In the coming semester, I get to teach “Computational Modeling” again. This new course is part of our interdisciplinary graduate training program in perceptual science. The aim of “Computational Modeling” and its quasi-prerequisite “Computational Thinking” is to get first-year graduate students in fields such as psychology, linguistics, anthropology, biomedical engineering, and philosophy and their peers in computer science to collaborate using computational tools, concepts, and ways of thinking.

The main point of the course is well put by Abelson and Sussman in their preface to SICP:

a computer language is not just a way of getting a computer to perform operations but rather that it is a novel formal medium for expressing ideas about methodology. Thus, programs must be written for people to read, and only incidentally for machines to execute.

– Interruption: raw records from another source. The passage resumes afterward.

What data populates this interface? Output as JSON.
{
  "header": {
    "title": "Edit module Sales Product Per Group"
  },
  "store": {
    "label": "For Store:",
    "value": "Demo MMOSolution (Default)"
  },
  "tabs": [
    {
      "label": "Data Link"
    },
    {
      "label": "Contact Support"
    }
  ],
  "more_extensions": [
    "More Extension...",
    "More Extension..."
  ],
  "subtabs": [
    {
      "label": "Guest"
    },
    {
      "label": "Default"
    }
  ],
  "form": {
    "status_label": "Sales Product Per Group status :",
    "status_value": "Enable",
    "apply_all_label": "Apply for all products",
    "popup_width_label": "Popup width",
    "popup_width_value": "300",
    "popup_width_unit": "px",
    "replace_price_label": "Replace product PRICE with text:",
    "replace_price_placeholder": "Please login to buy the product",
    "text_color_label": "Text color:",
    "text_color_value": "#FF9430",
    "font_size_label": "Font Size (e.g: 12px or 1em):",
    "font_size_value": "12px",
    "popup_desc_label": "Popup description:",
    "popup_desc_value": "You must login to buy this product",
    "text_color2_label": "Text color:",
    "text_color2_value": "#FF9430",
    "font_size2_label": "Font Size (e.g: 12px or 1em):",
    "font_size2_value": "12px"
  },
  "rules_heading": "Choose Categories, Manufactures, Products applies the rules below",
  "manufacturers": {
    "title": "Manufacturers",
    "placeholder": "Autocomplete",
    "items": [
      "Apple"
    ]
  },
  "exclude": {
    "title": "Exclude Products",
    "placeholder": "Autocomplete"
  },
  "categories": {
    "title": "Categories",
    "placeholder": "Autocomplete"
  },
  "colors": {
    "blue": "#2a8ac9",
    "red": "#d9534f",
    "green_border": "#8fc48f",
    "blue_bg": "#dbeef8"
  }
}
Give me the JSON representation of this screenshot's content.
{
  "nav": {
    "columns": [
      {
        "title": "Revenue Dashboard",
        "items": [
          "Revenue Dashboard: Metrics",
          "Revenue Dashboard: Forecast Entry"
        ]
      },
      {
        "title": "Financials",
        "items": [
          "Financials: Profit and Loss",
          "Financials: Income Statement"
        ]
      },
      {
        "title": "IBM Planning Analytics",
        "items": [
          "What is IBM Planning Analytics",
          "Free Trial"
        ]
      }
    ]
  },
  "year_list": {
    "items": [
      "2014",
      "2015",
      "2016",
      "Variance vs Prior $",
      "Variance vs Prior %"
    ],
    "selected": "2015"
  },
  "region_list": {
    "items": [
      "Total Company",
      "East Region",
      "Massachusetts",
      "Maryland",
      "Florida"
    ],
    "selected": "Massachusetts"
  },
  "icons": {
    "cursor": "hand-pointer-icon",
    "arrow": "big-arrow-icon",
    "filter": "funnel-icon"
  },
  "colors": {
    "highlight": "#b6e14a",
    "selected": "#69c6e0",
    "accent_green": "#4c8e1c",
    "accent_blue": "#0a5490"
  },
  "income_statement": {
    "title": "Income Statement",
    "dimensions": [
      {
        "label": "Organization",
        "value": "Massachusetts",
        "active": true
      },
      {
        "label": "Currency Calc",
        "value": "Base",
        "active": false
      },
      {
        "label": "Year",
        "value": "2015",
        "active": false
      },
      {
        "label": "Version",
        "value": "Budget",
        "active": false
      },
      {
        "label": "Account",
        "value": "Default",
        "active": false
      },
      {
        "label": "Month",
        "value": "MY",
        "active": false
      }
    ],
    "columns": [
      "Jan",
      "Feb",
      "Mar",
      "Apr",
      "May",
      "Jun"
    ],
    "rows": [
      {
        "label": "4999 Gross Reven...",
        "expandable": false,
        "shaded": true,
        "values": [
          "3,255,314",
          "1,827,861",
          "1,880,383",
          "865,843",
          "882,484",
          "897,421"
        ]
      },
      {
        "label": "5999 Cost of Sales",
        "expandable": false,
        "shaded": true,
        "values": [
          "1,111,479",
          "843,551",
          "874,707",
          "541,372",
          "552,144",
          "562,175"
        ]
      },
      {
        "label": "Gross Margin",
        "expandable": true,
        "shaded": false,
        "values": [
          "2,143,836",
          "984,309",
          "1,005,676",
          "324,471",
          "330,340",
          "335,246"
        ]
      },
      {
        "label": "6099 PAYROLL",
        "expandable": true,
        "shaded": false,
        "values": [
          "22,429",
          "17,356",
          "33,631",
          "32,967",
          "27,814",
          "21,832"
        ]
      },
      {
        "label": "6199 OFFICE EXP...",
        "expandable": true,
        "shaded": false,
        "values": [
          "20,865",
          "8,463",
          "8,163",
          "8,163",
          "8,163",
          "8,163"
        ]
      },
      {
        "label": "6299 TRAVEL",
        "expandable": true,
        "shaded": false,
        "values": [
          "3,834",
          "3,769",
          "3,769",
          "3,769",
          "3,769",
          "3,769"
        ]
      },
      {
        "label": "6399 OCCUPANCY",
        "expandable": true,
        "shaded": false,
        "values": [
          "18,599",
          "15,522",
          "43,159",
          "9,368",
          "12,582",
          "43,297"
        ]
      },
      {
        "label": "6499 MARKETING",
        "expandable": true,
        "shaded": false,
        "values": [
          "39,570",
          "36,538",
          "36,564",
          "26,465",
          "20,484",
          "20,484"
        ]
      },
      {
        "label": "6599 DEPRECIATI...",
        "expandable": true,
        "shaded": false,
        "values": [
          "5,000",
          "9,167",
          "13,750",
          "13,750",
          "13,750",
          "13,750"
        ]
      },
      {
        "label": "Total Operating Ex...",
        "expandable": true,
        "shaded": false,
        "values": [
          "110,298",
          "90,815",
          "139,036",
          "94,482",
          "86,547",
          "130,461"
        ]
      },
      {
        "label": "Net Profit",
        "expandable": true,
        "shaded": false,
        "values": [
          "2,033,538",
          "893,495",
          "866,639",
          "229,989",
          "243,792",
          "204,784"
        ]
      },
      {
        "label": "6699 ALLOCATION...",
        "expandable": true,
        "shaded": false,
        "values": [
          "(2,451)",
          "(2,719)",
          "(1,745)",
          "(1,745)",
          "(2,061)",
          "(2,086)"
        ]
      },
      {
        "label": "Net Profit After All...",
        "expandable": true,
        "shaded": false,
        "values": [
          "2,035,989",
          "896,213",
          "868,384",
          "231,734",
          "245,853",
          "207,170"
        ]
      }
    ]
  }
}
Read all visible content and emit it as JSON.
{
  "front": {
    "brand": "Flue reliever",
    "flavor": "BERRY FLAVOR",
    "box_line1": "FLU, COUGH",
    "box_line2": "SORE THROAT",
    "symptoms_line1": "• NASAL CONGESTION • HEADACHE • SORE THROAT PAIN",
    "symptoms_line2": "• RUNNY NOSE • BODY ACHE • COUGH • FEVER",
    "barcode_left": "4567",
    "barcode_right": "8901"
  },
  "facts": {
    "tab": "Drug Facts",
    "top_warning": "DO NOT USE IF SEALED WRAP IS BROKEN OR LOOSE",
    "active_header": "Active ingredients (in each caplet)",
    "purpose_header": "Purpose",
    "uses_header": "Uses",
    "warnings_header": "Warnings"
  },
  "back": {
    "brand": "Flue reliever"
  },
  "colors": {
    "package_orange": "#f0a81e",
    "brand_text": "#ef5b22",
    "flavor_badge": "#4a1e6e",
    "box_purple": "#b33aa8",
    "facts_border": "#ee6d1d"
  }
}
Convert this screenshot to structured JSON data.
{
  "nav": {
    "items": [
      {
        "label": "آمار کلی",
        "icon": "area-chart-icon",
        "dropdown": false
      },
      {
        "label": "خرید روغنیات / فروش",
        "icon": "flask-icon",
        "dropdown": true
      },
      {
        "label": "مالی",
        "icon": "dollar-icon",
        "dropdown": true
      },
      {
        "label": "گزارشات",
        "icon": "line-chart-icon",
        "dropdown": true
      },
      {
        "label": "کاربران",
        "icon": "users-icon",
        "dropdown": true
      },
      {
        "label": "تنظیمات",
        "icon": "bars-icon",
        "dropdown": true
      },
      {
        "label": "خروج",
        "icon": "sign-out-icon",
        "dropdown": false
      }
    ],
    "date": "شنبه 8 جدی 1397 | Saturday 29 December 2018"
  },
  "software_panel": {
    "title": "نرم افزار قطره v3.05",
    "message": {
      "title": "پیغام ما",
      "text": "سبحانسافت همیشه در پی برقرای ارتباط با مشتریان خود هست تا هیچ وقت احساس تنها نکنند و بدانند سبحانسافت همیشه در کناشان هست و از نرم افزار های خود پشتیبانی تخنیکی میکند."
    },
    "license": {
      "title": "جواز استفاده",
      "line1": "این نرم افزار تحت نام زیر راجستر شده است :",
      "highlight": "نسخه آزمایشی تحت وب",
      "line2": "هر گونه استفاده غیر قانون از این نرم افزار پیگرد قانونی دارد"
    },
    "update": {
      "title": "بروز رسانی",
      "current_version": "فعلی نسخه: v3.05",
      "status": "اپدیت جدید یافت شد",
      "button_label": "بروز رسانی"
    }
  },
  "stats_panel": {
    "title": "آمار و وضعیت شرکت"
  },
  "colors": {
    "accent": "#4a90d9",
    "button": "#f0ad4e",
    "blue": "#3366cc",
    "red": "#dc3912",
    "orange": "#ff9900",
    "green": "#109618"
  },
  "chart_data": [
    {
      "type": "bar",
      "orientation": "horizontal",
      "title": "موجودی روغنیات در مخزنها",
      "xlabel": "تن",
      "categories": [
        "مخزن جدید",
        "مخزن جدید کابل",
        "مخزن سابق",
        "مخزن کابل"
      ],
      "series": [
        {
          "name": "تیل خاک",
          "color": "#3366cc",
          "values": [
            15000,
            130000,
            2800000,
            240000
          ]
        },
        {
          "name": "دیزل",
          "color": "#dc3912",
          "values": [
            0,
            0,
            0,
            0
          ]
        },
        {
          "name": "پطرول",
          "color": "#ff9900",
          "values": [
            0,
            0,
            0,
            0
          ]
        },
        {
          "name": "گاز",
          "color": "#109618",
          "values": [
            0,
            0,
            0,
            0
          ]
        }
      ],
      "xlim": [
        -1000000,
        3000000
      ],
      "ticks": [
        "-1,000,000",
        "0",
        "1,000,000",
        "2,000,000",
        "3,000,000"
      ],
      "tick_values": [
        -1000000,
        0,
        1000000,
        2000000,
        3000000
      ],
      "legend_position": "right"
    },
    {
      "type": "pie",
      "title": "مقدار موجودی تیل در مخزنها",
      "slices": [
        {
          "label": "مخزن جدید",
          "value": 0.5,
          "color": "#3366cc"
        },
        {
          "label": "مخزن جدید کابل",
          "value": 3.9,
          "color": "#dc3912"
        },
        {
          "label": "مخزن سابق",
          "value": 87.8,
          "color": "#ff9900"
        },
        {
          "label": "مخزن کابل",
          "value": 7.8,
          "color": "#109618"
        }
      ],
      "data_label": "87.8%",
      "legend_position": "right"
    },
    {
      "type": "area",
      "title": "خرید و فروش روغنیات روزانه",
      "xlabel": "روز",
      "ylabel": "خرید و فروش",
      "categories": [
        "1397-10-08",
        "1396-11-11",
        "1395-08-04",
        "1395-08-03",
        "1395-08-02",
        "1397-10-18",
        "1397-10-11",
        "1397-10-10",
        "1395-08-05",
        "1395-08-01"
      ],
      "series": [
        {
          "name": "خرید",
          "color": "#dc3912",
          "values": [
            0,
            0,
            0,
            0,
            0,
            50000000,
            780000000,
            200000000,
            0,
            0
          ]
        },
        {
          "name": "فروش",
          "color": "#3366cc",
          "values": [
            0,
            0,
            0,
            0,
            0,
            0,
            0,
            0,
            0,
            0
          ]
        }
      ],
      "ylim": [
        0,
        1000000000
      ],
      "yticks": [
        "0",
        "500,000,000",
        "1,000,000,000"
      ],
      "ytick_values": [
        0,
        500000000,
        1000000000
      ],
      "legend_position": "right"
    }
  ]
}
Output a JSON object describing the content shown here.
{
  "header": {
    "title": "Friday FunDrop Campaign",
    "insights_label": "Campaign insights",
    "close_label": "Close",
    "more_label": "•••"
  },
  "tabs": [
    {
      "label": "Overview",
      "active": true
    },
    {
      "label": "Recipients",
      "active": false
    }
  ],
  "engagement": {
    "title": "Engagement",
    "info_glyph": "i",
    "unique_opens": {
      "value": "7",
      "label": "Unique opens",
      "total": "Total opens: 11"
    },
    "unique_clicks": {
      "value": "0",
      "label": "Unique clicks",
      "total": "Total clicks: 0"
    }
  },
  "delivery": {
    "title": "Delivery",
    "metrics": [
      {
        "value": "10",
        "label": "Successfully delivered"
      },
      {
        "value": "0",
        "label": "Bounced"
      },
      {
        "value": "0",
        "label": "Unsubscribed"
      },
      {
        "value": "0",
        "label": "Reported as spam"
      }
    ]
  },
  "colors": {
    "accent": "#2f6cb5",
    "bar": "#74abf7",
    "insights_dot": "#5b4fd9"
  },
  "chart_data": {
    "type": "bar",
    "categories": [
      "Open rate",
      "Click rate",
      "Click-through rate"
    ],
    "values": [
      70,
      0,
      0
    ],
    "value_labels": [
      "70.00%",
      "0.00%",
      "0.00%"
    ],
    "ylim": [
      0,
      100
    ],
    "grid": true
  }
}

Call me a computer scientist, but I think to really understand something is to be able to write a program to simulate it. My notion of programs is pretty broad, so this claim is not as outlandish as it might first seem, and maybe I’m just a funny mathematician. Nevertheless, the claim emphasizes the practical value of executable specifications: explanations that are formal enough to run yet grounded enough to share, concrete enough to see yet abstract enough to generalize, controlled enough to replicate yet flexible enough to change. You can’t be right if you can’t be wrong.

The goal of this class is for scientists to talk across disciplines. The premise is that computational models can help us talk. The theme of perception and cognition makes the models recursive.

Leaving the slogans aside, what am I actually going to teach? The relevant skills come down simply to reading, writing, and arithmetic, if in a generalized sense: they are to identify essences, separate components, deduce consequences, and communicate arguments. But how to teach these skills for executable specifications? For instance, how well do design recipes for algebraic data types apply to models of perception? I don’t know of a computer-science textbook that is tailored for cognitive science; please tell me if I should.

Here are some questions whose variants I hope will be asked.

• What to explain? What do people say that irks you, and why?
• What doesn’t make sense? What can I ask about?
• How does a game illustrate, with interaction and inspection?
• What are the types of the props, the behaviors, the right or wrong explanations?
• Where are the parts? Which should we refine? Which can we hide?
• How to not repeat ourselves?

Here are some examples whose like I hope will come up; I don’t have enough.

• SimCity, Monopoly, Settlers of Catan, Dungeons and Dragons.
• Optical perspective and graphics to model vision.
• Constraint search to model interpreting sentences and line drawings.
• Probabilities and utilities to model beliefs and desires.
• Processing rule languages for computational chemistry and systems biology.

In the end, of course, the students themselves must originate the questions and the examples, the writings (for sure) and the readings (I hope). Each domain is a great opportunity for the collaborators themselves to develop a toolbox and a vocabulary, be it a set of of MATLAB scripts or program transformations. My job is to coordinate the activities and the space. To this community of learning, I bring executability and polymorphism. And apprehension.